Chers frères et sœurs, Jésus a changé l’histoire en se faisant proche de nous et en a fait une histoire de salut, bien qu’encore marquée par le mal. En offrant sa vie sur la croix, Jésus a également vaincu la mort. Du cœur ouvert du Crucifié, l’amour de Dieu atteint chacun de nous. Nous pouvons changer nos histoires en nous approchant de lui, en accueillant le salut qu’il nous offre. Frères et sœurs, ouvrons-lui tout notre cœur dans la prière, cette semaine, en ces jours: avec le Crucifix et avec l’Evangile. N’oubliez pas: Crucifix et Evangile. La liturgie domestique sera celle-ci. Ouvrons-lui tout notre cœur dans la prière, laissons son regard se poser sur nous, et nous comprendrons que nous ne sommes pas seuls, mais aimés, parce que le Seigneur ne nous abandonne pas et ne nous oublie pas, jamais. Et avec ces pensées, je vous souhaite une Sainte Semaine et une Sainte Pâque.

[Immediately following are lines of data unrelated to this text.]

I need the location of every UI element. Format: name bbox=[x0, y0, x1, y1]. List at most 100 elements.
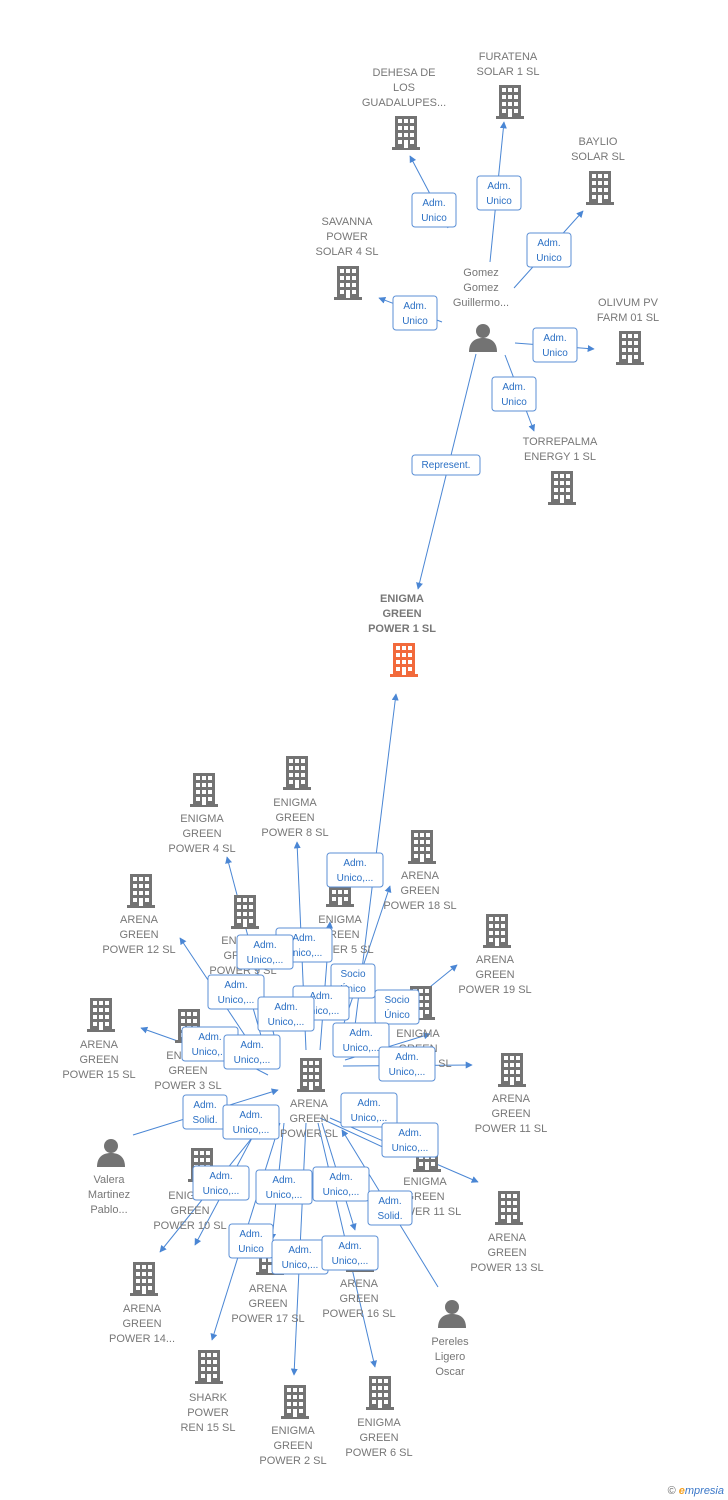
edge-label-arena_center-to-enigma11[interactable]: Adm.Unico,... bbox=[340, 1092, 398, 1128]
brand-watermark[interactable]: ©empresia bbox=[668, 1485, 724, 1497]
edge-label-arena_center-to-enigma1[interactable]: Adm.Unico,... bbox=[326, 852, 384, 888]
node-label-pereles: Oscar bbox=[435, 1366, 465, 1378]
edge-label-valera-to-arena_center[interactable]: Adm.Solid. bbox=[182, 1094, 228, 1130]
edge-label-arena_center-to-enigma10[interactable]: Adm.Unico,... bbox=[192, 1165, 250, 1201]
edge-label-gomez-to-torrepalma[interactable]: Adm.Unico bbox=[491, 376, 537, 412]
edge-label-arena_center-to-enigma7[interactable]: Adm.Unico,... bbox=[332, 1022, 390, 1058]
edge-label-gomez-to-savanna[interactable]: Adm.Unico bbox=[392, 295, 438, 331]
building-icon bbox=[283, 756, 311, 790]
edge-label-text: Unico,... bbox=[286, 948, 323, 959]
edge-label-gomez-to-furatena[interactable]: Adm.Unico bbox=[476, 175, 522, 211]
node-label-valera: Valera bbox=[94, 1174, 126, 1186]
edge-label-text: Adm. bbox=[537, 238, 560, 249]
edge-label-text: Unico,... bbox=[192, 1047, 229, 1058]
edge-label-arena_center-to-arena17[interactable]: Adm.Unico,... bbox=[255, 1169, 313, 1205]
building-icon bbox=[231, 895, 259, 929]
edge-label-arena_center-to-enigma4[interactable]: Adm.Unico,... bbox=[236, 934, 294, 970]
edge-label-gomez-to-olivum[interactable]: Adm.Unico bbox=[532, 327, 578, 363]
edge-label-box bbox=[378, 1046, 436, 1082]
edge-label-text: Unico,... bbox=[337, 873, 374, 884]
node-label-arena18: GREEN bbox=[400, 885, 439, 897]
edge-label-arena_center-to-arena16[interactable]: Adm.Unico,... bbox=[312, 1166, 370, 1202]
edge-label-gomez-to-enigma1[interactable]: Represent. bbox=[411, 454, 481, 476]
edge-label-arena_center-to-shark[interactable]: Adm.Unico bbox=[228, 1223, 274, 1259]
edge-label-gomez-to-dehesa[interactable]: Adm.Unico bbox=[411, 192, 457, 228]
node-label-dehesa: DEHESA DE bbox=[373, 67, 436, 79]
node-label-enigma2: GREEN bbox=[273, 1440, 312, 1452]
edge-label-box bbox=[321, 1235, 379, 1271]
node-label-arena18: POWER 18 SL bbox=[383, 900, 456, 912]
edge-label-box bbox=[207, 974, 265, 1010]
edge-label-arena_center-to-arena14[interactable]: Adm.Unico,... bbox=[222, 1104, 280, 1140]
node-label-arena17: POWER 17 SL bbox=[231, 1313, 304, 1325]
building-icon bbox=[408, 830, 436, 864]
edge-label-arena_center-to-enigma9[interactable]: Adm.Unico,... bbox=[257, 996, 315, 1032]
edge-label-text: Unico,... bbox=[233, 1125, 270, 1136]
edge-label-box bbox=[374, 989, 420, 1025]
node-label-enigma7: ENIGMA bbox=[396, 1028, 440, 1040]
node-label-gomez: Gomez bbox=[463, 282, 498, 294]
edge-label-box bbox=[222, 1104, 280, 1140]
node-label-enigma8: POWER 8 SL bbox=[261, 827, 328, 839]
building-icon bbox=[281, 1385, 309, 1419]
node-valera[interactable]: ValeraMartinezPablo... bbox=[88, 1139, 130, 1216]
node-label-enigma2: POWER 2 SL bbox=[259, 1455, 326, 1467]
edge-label-arena_center-to-arena13[interactable]: Adm.Unico,... bbox=[381, 1122, 439, 1158]
node-label-enigma3: POWER 3 SL bbox=[154, 1080, 221, 1092]
edge-label-pereles-to-arena_center[interactable]: Adm.Solid. bbox=[367, 1190, 413, 1226]
node-label-enigma2: ENIGMA bbox=[271, 1425, 315, 1437]
node-label-enigma11: GREEN bbox=[405, 1191, 444, 1203]
node-label-furatena: SOLAR 1 SL bbox=[477, 66, 540, 78]
edge-label-arena_center-to-enigma2[interactable]: Adm.Unico,... bbox=[271, 1239, 329, 1275]
node-dehesa[interactable]: DEHESA DELOSGUADALUPES... bbox=[362, 67, 446, 150]
edge-label-text: Adm. bbox=[395, 1052, 418, 1063]
node-label-enigma4: POWER 4 SL bbox=[168, 843, 235, 855]
edge-label-text: Unico bbox=[486, 196, 512, 207]
edge-label-arena_center-to-arena11[interactable]: Adm. Unico,... bbox=[378, 1046, 436, 1082]
edge-label-text: Adm. bbox=[329, 1172, 352, 1183]
edge-label-arena_center-to-arena12[interactable]: Adm.Unico,... bbox=[207, 974, 265, 1010]
node-label-dehesa: GUADALUPES... bbox=[362, 97, 446, 109]
node-label-arena_center: ARENA bbox=[290, 1098, 329, 1110]
building-icon bbox=[586, 171, 614, 205]
node-label-arena14: GREEN bbox=[122, 1318, 161, 1330]
node-gomez[interactable]: GomezGomezGuillermo... bbox=[453, 267, 509, 352]
node-label-torrepalma: ENERGY 1 SL bbox=[524, 451, 596, 463]
edge-label-box bbox=[526, 232, 572, 268]
node-label-shark: REN 15 SL bbox=[180, 1422, 235, 1434]
edge-label-text: Unico,... bbox=[247, 955, 284, 966]
building-icon bbox=[190, 773, 218, 807]
edge-label-text: Socio bbox=[384, 995, 409, 1006]
edge-label-arena_center-to-enigma6[interactable]: Adm.Unico,... bbox=[321, 1235, 379, 1271]
node-label-enigma11: ENIGMA bbox=[403, 1176, 447, 1188]
edge-label-arena_center-to-enigma3[interactable]: Adm.Unico,... bbox=[223, 1034, 281, 1070]
node-enigma2[interactable]: ENIGMA GREEN POWER 2 SL bbox=[259, 1385, 327, 1467]
edge-label-text: Unico,... bbox=[389, 1067, 426, 1078]
edge-label-box bbox=[332, 1022, 390, 1058]
edge-label-box bbox=[340, 1092, 398, 1128]
edge-label-gomez-to-baylio[interactable]: Adm.Unico bbox=[526, 232, 572, 268]
edge-label-text: Solid. bbox=[192, 1115, 217, 1126]
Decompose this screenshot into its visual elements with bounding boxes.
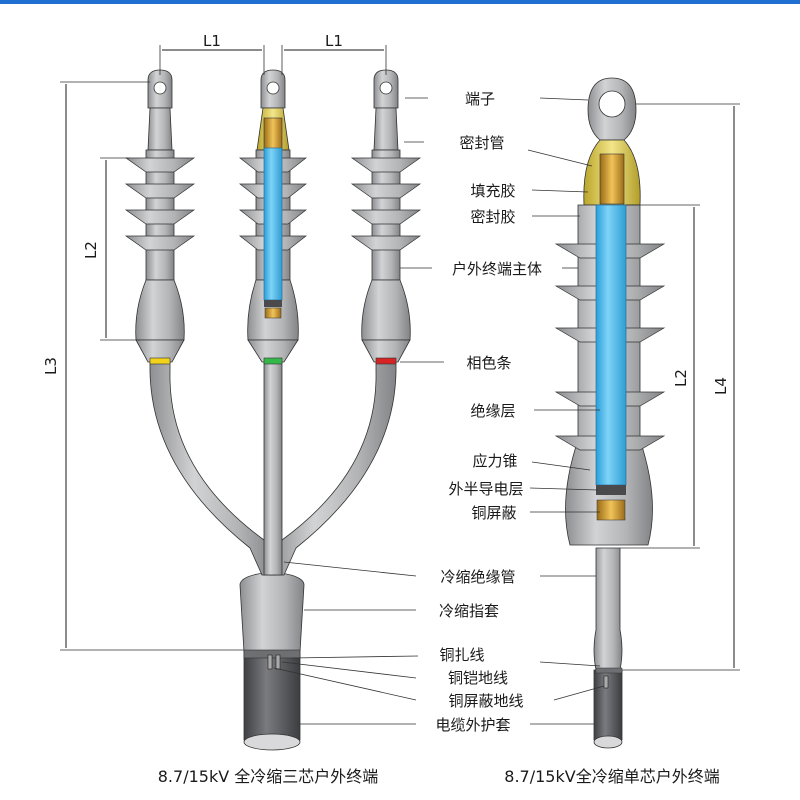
label-shield-ground: 铜屏蔽地线 <box>448 692 523 710</box>
dim-l4: L4 <box>712 377 730 395</box>
dim-l2-three-core: L2 <box>82 241 100 259</box>
label-insulation-layer: 绝缘层 <box>470 402 515 420</box>
left-leg-tube <box>149 359 277 576</box>
single-core-copper-shield <box>596 499 626 521</box>
label-semicon-layer: 外半导电层 <box>448 480 523 498</box>
single-core-tail-tube <box>593 547 623 671</box>
label-outdoor-body: 户外终端主体 <box>452 260 542 278</box>
middle-insulation <box>263 147 283 301</box>
label-cold-shrink-tube: 冷缩绝缘管 <box>440 568 515 586</box>
single-core-dimensions <box>620 103 740 671</box>
right-leg-tube <box>269 359 397 576</box>
phase-color-red <box>375 357 397 365</box>
label-outer-sheath: 电缆外护套 <box>435 716 510 734</box>
leader-lines <box>273 97 605 725</box>
label-sealant: 密封胶 <box>470 208 515 226</box>
three-core-breakout-boot <box>239 571 305 653</box>
phase-color-yellow <box>149 357 171 365</box>
label-stress-cone: 应力锥 <box>472 452 517 470</box>
phase-left <box>124 69 196 365</box>
three-core-dimensions <box>60 45 387 651</box>
label-seal-tube: 密封管 <box>459 134 504 152</box>
label-copper-shield: 铜屏蔽 <box>471 504 516 522</box>
label-copper-binding: 铜扎线 <box>439 646 484 664</box>
label-breakout: 冷缩指套 <box>439 602 499 620</box>
label-filler: 填充胶 <box>470 182 515 200</box>
dim-l1-left: L1 <box>203 32 221 50</box>
dim-l3: L3 <box>42 357 60 375</box>
caption-single-core: 8.7/15kV全冷缩单芯户外终端 <box>504 767 719 786</box>
phase-middle <box>238 69 308 365</box>
caption-three-core: 8.7/15kV 全冷缩三芯户外终端 <box>158 767 379 786</box>
middle-leg-tube <box>263 359 283 576</box>
label-terminal: 端子 <box>465 90 495 108</box>
single-core-termination <box>554 77 740 749</box>
label-phase-strip: 相色条 <box>466 354 511 372</box>
header-bar <box>0 0 800 4</box>
single-core-insulation <box>595 204 627 486</box>
dim-l1-right: L1 <box>325 32 343 50</box>
label-armor-ground: 铜铠地线 <box>448 669 508 687</box>
phase-right <box>350 69 422 365</box>
phase-color-green <box>263 357 283 365</box>
dim-l2-single-core: L2 <box>672 369 690 387</box>
single-core-semicon <box>596 485 626 495</box>
three-core-termination <box>60 45 422 751</box>
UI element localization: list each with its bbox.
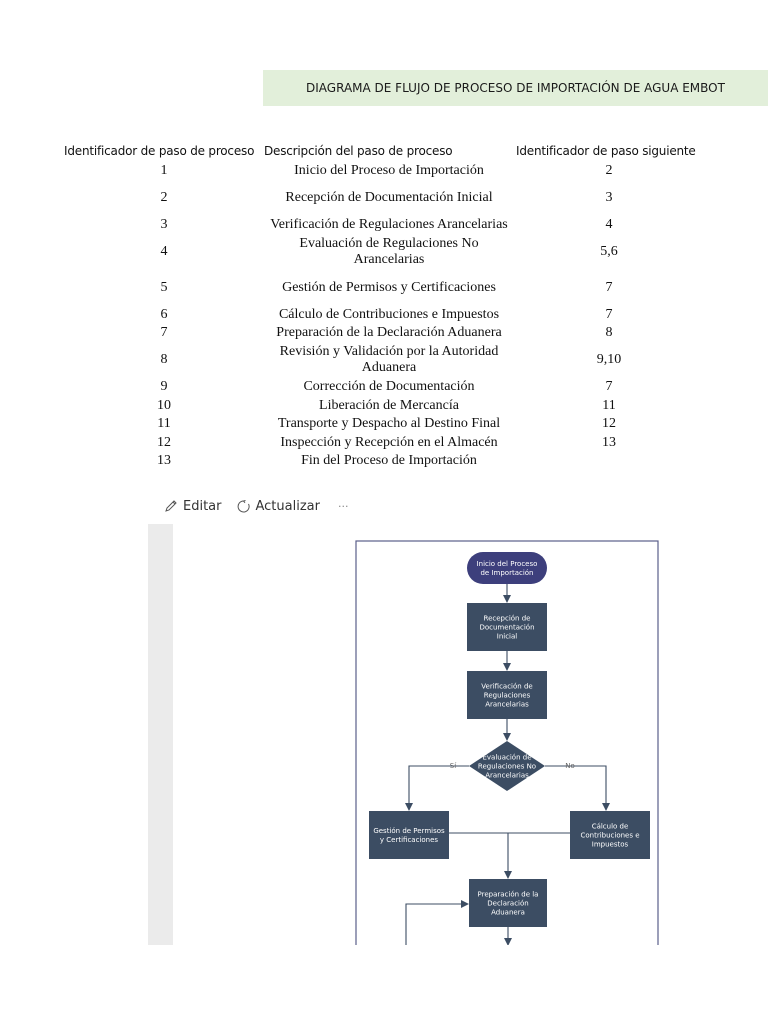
edit-label: Editar xyxy=(183,498,222,514)
more-options-icon: ··· xyxy=(337,499,349,513)
connector-no-calculation xyxy=(545,765,610,811)
no-label: No xyxy=(565,762,575,770)
svg-text:Regulaciones: Regulaciones xyxy=(484,692,531,700)
svg-text:Cálculo de: Cálculo de xyxy=(592,823,629,831)
svg-text:Preparación de la: Preparación de la xyxy=(478,891,539,899)
calculation-node xyxy=(570,811,650,859)
svg-text:Gestión de Permisos: Gestión de Permisos xyxy=(373,827,445,835)
next-step-id: 9,10 xyxy=(596,352,622,367)
next-step-id: 5,6 xyxy=(600,244,618,259)
refresh-label: Actualizar xyxy=(255,498,320,514)
step-description: Cálculo de Contribuciones e Impuestos xyxy=(278,307,500,322)
yes-label: Sí xyxy=(450,762,457,770)
svg-text:y Certificaciones: y Certificaciones xyxy=(380,836,438,844)
svg-text:Recepción de: Recepción de xyxy=(484,615,531,623)
step-description: Evaluación de Regulaciones No Arancelari… xyxy=(299,236,479,267)
svg-text:Arancelarias: Arancelarias xyxy=(485,772,529,780)
header-next-step-id: Identificador de paso siguiente xyxy=(516,144,696,158)
step-description: Inspección y Recepción en el Almacén xyxy=(280,435,498,450)
step-id: 9 xyxy=(160,379,168,394)
step-id: 1 xyxy=(160,163,168,178)
step-id: 2 xyxy=(160,190,168,205)
header-step-id: Identificador de paso de proceso xyxy=(64,144,255,158)
next-step-id: 4 xyxy=(605,217,613,232)
svg-text:Contribuciones e: Contribuciones e xyxy=(580,832,639,840)
reception-node xyxy=(467,603,547,651)
svg-text:Documentación: Documentación xyxy=(479,624,534,632)
svg-text:Arancelarias: Arancelarias xyxy=(485,701,529,709)
more-options-button[interactable]: ··· xyxy=(338,500,349,513)
permits-node xyxy=(369,811,449,859)
next-step-id: 7 xyxy=(605,280,613,295)
step-id: 7 xyxy=(160,325,168,340)
step-description: Fin del Proceso de Importación xyxy=(301,453,477,468)
next-step-id: 12 xyxy=(602,416,616,431)
step-description: Corrección de Documentación xyxy=(303,379,475,394)
sheet-title-bar: DIAGRAMA DE FLUJO DE PROCESO DE IMPORTAC… xyxy=(263,70,768,106)
verification-node xyxy=(467,671,547,719)
connector-correction-loop xyxy=(405,900,469,945)
step-id: 13 xyxy=(157,453,171,468)
step-description: Verificación de Regulaciones Arancelaria… xyxy=(270,217,508,232)
next-step-id: 13 xyxy=(602,435,616,450)
evaluation-decision-node xyxy=(469,741,545,791)
step-id: 5 xyxy=(160,280,168,295)
next-step-id: 11 xyxy=(602,398,616,413)
svg-text:Inicio del Proceso: Inicio del Proceso xyxy=(477,560,538,568)
step-id: 6 xyxy=(160,307,168,322)
next-step-id: 8 xyxy=(605,325,613,340)
step-description: Transporte y Despacho al Destino Final xyxy=(277,416,501,431)
step-id: 11 xyxy=(157,416,171,431)
step-id: 12 xyxy=(157,435,171,450)
start-node xyxy=(467,552,547,584)
connector-yes-permits xyxy=(405,765,469,811)
next-step-id: 2 xyxy=(605,163,613,178)
step-id: 10 xyxy=(157,398,171,413)
step-id: 8 xyxy=(160,352,168,367)
svg-text:Declaración: Declaración xyxy=(487,900,528,908)
svg-text:de Importación: de Importación xyxy=(480,569,533,577)
panel-left-gutter xyxy=(148,524,173,945)
flowchart-border xyxy=(355,540,659,945)
next-step-id: 7 xyxy=(605,379,613,394)
refresh-icon xyxy=(237,499,250,512)
step-description: Revisión y Validación por la Autoridad A… xyxy=(279,344,499,375)
next-step-id: 7 xyxy=(605,307,613,322)
svg-text:Verificación de: Verificación de xyxy=(481,683,532,691)
edit-button[interactable]: Editar xyxy=(164,499,222,514)
pencil-icon xyxy=(165,500,177,512)
sheet-title: DIAGRAMA DE FLUJO DE PROCESO DE IMPORTAC… xyxy=(306,81,725,95)
flowchart-panel: Editar Actualizar ··· Inicio del Proceso… xyxy=(148,488,703,945)
svg-text:Regulaciones No: Regulaciones No xyxy=(478,763,536,771)
svg-text:Evaluación de: Evaluación de xyxy=(482,754,531,762)
flowchart-toolbar: Editar Actualizar ··· xyxy=(148,488,703,525)
step-id: 4 xyxy=(160,244,168,259)
step-description: Liberación de Mercancía xyxy=(319,398,459,413)
declaration-node xyxy=(469,879,547,927)
svg-text:Aduanera: Aduanera xyxy=(491,909,525,917)
step-id: 3 xyxy=(160,217,168,232)
step-description: Recepción de Documentación Inicial xyxy=(285,190,493,205)
header-step-description: Descripción del paso de proceso xyxy=(264,144,453,158)
next-step-id xyxy=(560,452,658,470)
svg-text:Impuestos: Impuestos xyxy=(592,841,629,849)
step-description: Inicio del Proceso de Importación xyxy=(294,163,484,178)
refresh-button[interactable]: Actualizar xyxy=(236,499,320,514)
step-description: Gestión de Permisos y Certificaciones xyxy=(282,280,496,295)
svg-text:Inicial: Inicial xyxy=(497,633,518,641)
step-description: Preparación de la Declaración Aduanera xyxy=(276,325,502,340)
next-step-id: 3 xyxy=(605,190,613,205)
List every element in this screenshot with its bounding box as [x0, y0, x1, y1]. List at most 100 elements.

Frères et sœurs, Jésus a changé l’histoire marquée par le mal en une histoire de salut. Avec son cœur ouvert de Crucifié, il rejoint chacun de nous dans ces moments d’angoisses, de difficultés et de souffrance. En cette Semaine Sainte, qu’au milieu des drames et des épreuves que nous vivons, nos cœurs s’établissent fermement dans le Christ mort et ressuscité. Que Dieu vous bénisse!